In October, the whole year goes up in flames. Trees spontaneously combust, lit from within, their leaves darkening and blistering as though in a hot oven. When they finally fall they crackle underfoot, as pleasing a soundtrack as the thrushes overheard. Many plants are throwing energy into fruit, and it’s the smallest of these acidic beakfulls of sugar energy – haws, dogwood, rowan – that the redwings are here for. They’ll carry these digested embers back to Scandinavia, or Iceland: sparks to ignite the next generation of avian fireworks that will race across smoky October or November evenings in years to come.

I imagine the autumn harvest used to also sustain us in a fairly direct way. Our hedgerow plunderings are now just symbolically connected, at best, to the life-and-death foraging of birds, yet there’s something deeply sustaining about the taste of autumn fruits. They have an earthy, mineral sharpness detectable even when buried by the vats of sugar my 21st-century taste buds have grown accustomed to. The body could well live by supermarket alone, but my spirit seems to be lifted by food more directly acquired from nature. Perhaps I’m looking for a tangible connection to the redwings: their lives may objectively be much harder than ours, but in the wildness of that call I hear a freedom, born in the heat of autumn, that feels utterly out of reach.

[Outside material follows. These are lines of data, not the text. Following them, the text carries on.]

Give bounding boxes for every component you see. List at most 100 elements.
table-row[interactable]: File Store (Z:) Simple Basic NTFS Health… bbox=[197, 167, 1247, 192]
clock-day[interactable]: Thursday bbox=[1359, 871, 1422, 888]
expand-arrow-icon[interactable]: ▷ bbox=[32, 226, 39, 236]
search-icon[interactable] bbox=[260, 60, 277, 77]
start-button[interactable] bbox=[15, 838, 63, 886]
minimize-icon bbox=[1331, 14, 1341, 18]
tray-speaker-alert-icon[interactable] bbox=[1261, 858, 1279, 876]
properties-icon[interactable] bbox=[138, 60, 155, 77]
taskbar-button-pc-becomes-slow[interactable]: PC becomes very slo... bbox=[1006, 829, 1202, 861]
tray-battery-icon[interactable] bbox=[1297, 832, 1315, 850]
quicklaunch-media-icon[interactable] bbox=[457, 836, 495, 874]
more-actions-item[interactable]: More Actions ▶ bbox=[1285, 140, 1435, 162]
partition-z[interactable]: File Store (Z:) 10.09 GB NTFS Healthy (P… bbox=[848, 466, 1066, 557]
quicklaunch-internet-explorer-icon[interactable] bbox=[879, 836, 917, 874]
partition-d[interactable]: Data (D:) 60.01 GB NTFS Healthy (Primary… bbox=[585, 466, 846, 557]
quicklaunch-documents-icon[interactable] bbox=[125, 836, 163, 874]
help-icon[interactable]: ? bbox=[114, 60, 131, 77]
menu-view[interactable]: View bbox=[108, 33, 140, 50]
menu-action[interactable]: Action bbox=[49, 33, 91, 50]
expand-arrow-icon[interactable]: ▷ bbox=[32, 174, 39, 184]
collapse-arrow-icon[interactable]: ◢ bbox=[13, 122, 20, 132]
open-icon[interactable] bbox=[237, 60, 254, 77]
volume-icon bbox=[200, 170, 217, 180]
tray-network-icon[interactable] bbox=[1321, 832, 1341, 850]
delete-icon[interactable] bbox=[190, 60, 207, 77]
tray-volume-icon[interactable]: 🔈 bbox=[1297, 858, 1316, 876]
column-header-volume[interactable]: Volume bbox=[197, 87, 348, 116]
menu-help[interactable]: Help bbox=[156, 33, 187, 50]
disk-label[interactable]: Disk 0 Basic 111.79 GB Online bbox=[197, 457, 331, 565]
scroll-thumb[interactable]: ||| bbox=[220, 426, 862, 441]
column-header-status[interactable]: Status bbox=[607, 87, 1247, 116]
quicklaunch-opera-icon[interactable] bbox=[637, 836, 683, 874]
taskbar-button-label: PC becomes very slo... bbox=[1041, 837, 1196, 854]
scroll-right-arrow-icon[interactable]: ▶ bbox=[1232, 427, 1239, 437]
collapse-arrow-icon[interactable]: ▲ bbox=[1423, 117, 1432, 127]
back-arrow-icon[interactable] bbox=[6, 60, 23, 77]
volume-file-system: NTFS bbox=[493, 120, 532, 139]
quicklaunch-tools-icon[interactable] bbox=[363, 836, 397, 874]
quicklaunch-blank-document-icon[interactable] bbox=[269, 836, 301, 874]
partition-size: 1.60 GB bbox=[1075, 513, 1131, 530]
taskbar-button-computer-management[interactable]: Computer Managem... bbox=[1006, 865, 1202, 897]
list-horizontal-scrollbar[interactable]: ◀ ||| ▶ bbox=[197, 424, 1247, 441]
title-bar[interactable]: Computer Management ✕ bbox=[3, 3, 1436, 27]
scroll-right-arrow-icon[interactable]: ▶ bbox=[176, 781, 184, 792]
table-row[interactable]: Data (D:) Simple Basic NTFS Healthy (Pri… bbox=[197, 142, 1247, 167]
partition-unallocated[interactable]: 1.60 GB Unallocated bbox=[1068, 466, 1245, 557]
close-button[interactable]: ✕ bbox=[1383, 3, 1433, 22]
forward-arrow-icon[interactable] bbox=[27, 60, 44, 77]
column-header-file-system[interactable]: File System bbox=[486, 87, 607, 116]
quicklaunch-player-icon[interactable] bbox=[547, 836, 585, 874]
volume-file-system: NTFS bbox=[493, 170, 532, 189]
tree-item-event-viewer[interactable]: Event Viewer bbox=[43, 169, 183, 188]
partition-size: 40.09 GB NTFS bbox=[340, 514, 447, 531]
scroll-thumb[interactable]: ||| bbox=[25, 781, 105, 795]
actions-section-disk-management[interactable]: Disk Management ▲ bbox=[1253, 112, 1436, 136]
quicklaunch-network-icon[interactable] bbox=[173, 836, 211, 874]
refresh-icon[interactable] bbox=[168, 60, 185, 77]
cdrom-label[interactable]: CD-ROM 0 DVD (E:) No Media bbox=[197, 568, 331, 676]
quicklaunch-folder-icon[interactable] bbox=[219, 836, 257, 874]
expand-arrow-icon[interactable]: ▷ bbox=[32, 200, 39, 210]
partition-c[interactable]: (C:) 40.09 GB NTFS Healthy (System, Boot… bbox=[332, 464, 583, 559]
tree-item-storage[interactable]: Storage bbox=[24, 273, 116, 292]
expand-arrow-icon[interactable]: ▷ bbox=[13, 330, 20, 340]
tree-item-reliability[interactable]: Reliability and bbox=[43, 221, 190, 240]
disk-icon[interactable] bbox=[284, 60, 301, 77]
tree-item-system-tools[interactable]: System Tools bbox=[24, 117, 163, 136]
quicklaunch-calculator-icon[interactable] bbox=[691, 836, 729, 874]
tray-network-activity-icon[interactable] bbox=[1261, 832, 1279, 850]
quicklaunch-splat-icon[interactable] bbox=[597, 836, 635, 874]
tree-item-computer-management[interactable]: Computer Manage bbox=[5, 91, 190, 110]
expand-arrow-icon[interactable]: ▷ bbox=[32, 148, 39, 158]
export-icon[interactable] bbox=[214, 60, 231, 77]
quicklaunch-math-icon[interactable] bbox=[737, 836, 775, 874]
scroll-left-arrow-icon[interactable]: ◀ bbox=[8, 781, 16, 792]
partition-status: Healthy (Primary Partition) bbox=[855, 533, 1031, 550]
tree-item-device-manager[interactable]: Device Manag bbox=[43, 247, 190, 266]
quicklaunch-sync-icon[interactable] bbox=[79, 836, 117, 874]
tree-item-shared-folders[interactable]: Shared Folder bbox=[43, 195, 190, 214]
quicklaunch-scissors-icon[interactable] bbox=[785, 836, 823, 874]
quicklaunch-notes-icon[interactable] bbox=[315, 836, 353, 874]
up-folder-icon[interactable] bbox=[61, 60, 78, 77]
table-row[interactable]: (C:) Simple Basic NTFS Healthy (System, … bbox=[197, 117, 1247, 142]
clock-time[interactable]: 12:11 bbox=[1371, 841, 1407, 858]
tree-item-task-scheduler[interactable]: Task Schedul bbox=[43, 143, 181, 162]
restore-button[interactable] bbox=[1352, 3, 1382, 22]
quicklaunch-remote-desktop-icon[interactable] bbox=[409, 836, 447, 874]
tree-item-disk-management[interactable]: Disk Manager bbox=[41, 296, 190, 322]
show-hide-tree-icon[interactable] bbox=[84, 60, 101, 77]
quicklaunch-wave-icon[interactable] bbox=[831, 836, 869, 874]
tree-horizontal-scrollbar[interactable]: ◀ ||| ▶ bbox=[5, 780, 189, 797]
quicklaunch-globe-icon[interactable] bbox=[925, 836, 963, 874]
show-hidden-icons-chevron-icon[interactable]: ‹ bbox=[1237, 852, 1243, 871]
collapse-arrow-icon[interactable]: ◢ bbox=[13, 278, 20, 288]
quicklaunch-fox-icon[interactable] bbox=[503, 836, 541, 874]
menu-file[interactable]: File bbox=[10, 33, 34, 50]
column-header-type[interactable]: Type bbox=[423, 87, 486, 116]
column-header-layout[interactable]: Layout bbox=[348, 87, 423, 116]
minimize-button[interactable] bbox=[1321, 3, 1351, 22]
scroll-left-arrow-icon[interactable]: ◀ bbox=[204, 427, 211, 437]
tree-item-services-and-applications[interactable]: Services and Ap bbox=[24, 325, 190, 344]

2nd October (Theale, Berkshire)

Autumn is making its presence felt by the Kennet & Avon. Leaves are increasingly tinted yellow or brown at the tips. Of summer, all that remains are the skeletal frames of hogweed and burdock, long since gone to seed. That and the rich legacy of fruit its energies leave behind, whether blackberries and haws or the newly expanded long-tailed tit family passing noisily from bush to bush. Summer does put up pockets of resistance: a few hogweeds are on their second flowering. The sun remains warm, animating the plentiful larger insects which remain active to feed on those blooms or a pungent ivy patch. Particularly where this autumn sun hits a bramble bank, the gentle chirps of dark bush crickets are also very evident. They sound not unlike the edges of a stack of paper being rapidly flicked; often several will call back and forth in busy bursts of communal song. To me this has become an essential part of the October soundscape.

Despite the continued abundance of thermopiles, the year’s slide toward midwinter feels well underway. Descending a short muddy slope to the banks of the gravel pit, I feel it acutely: even an hour and a half before sunset the shade has a frosty chill. The sun is already low and the rafts of coots, great-crested grebes and lesser black-backed gulls out on the water are stark in this light, whites dazzling, blacks and greys almost iridescent. By contrast, the kingfisher that shoots low and close across the water is seen only as a sleek, purposeful dart, colours entirely muted. I track it with my binoculars and almost don’t see the grebe which pops up like a cork even closer to the bank. It’s clutching a small red-finned fish, which it deftly flicks through 90 degrees before swallowing it with a single gulp. My rebirth as a birder was on the banks of lakes such as this, some autumns ago, so to spend just a few happy minutes in the company of wintering waterfowl is a bit like coming home.